Metadata-Version: 2.4
Name: consolidation-memory
Version: 0.1.0
Summary: Local-first persistent memory for AI agents — store, recall, and consolidate knowledge across sessions using FAISS, SQLite, and any LLM
Author: Charlie Wright
License-Expression: MIT
Project-URL: Homepage, https://github.com/charliee1w/consolidation-memory
Project-URL: Repository, https://github.com/charliee1w/consolidation-memory
Project-URL: Issues, https://github.com/charliee1w/consolidation-memory/issues
Keywords: mcp,memory,ai,semantic-search,faiss,claude
Classifier: Development Status :: 4 - Beta
Classifier: Intended Audience :: Developers
Classifier: Programming Language :: Python :: 3
Classifier: Programming Language :: Python :: 3.10
Classifier: Programming Language :: Python :: 3.11
Classifier: Programming Language :: Python :: 3.12
Classifier: Programming Language :: Python :: 3.13
Classifier: Programming Language :: Python :: 3.14
Classifier: Topic :: Scientific/Engineering :: Artificial Intelligence
Requires-Python: >=3.10
Description-Content-Type: text/markdown
License-File: LICENSE
Requires-Dist: mcp[cli]>=1.26.0
Requires-Dist: httpx>=0.28.0
Requires-Dist: faiss-cpu>=1.9.0
Requires-Dist: scipy>=1.14.0
Requires-Dist: numpy>=2.0.0
Requires-Dist: platformdirs>=4.0.0
Requires-Dist: tomli>=2.0.0; python_version < "3.11"
Provides-Extra: fastembed
Requires-Dist: fastembed>=0.4.0; extra == "fastembed"
Provides-Extra: openai
Requires-Dist: openai>=1.0.0; extra == "openai"
Provides-Extra: rest
Requires-Dist: fastapi>=0.115.0; extra == "rest"
Requires-Dist: uvicorn[standard]>=0.34.0; extra == "rest"
Provides-Extra: all
Requires-Dist: consolidation-memory[fastembed,openai,rest]; extra == "all"
Provides-Extra: dev
Requires-Dist: pytest>=8.0.0; extra == "dev"
Requires-Dist: ruff>=0.7.0; extra == "dev"
Requires-Dist: httpx>=0.28.0; extra == "dev"
Dynamic: license-file

# consolidation-memory

Local-first persistent memory for AI agents. Store facts, solutions, and preferences as episodes — then a local LLM automatically clusters and distills them into structured knowledge documents.
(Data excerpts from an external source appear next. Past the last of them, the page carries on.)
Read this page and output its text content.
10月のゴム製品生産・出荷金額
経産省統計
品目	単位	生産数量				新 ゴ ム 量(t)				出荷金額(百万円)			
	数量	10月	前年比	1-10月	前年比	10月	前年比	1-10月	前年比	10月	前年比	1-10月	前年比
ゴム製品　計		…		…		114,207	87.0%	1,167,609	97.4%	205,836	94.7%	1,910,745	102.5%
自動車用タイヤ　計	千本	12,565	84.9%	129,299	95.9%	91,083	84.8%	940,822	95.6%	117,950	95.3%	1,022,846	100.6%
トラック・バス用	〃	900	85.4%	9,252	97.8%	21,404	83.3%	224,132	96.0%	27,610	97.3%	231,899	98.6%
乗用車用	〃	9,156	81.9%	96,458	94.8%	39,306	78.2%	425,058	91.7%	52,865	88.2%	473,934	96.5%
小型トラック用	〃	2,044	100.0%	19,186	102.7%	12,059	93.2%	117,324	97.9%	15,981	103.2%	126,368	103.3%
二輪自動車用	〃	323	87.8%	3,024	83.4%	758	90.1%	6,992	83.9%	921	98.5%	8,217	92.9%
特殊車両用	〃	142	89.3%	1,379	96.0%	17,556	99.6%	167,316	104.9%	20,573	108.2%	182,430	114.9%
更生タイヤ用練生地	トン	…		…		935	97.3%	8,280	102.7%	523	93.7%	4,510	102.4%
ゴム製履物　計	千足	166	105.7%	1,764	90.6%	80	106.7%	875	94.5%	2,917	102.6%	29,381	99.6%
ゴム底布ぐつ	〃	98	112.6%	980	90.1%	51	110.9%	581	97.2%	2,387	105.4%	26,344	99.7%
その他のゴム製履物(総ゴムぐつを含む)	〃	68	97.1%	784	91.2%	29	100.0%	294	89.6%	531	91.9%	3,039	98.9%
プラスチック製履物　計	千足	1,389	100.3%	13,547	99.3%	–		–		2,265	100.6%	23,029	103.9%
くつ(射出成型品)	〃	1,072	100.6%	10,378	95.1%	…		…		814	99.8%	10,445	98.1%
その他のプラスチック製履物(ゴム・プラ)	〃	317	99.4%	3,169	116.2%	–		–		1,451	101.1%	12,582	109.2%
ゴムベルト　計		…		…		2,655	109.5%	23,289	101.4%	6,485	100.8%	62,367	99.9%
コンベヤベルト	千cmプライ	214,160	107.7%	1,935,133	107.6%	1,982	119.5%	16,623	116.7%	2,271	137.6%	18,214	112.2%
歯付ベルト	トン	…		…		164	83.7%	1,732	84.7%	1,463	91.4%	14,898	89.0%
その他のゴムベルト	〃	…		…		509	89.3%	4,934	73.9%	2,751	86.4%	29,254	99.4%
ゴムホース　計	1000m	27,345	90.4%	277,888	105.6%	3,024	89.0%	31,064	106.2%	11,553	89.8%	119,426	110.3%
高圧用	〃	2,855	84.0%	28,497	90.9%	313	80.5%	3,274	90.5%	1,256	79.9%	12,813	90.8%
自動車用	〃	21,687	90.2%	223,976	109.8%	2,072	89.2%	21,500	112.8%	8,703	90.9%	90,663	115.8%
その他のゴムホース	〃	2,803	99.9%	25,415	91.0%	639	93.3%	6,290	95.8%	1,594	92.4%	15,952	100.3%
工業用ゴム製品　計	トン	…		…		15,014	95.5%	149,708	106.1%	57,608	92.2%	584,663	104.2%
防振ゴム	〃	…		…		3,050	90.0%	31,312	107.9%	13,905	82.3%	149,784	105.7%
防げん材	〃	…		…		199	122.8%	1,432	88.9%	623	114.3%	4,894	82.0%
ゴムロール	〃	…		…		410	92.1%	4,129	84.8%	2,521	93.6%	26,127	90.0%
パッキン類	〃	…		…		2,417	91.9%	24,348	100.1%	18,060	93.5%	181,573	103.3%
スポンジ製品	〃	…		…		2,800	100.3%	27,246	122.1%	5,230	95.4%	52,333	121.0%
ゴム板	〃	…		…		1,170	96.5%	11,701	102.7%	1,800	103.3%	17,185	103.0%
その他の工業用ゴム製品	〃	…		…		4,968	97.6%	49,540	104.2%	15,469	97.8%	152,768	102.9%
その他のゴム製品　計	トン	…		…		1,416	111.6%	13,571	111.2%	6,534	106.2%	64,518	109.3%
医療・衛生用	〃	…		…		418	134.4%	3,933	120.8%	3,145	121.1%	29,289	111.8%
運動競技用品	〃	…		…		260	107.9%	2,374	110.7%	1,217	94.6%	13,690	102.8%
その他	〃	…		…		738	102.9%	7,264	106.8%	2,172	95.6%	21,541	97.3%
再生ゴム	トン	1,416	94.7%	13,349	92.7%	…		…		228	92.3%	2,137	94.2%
Your AI remembers what it learned, not just what you said.

Works with **any LLM** (LM Studio, Ollama, OpenAI) and **any interface** — MCP (Claude Desktop/Code/Cursor), Python API, REST API, or OpenAI function calling.

## Quick Start

```bash
pip install consolidation-memory[fastembed]
consolidation-memory init
```

### MCP (Claude Desktop / Claude Code / Cursor)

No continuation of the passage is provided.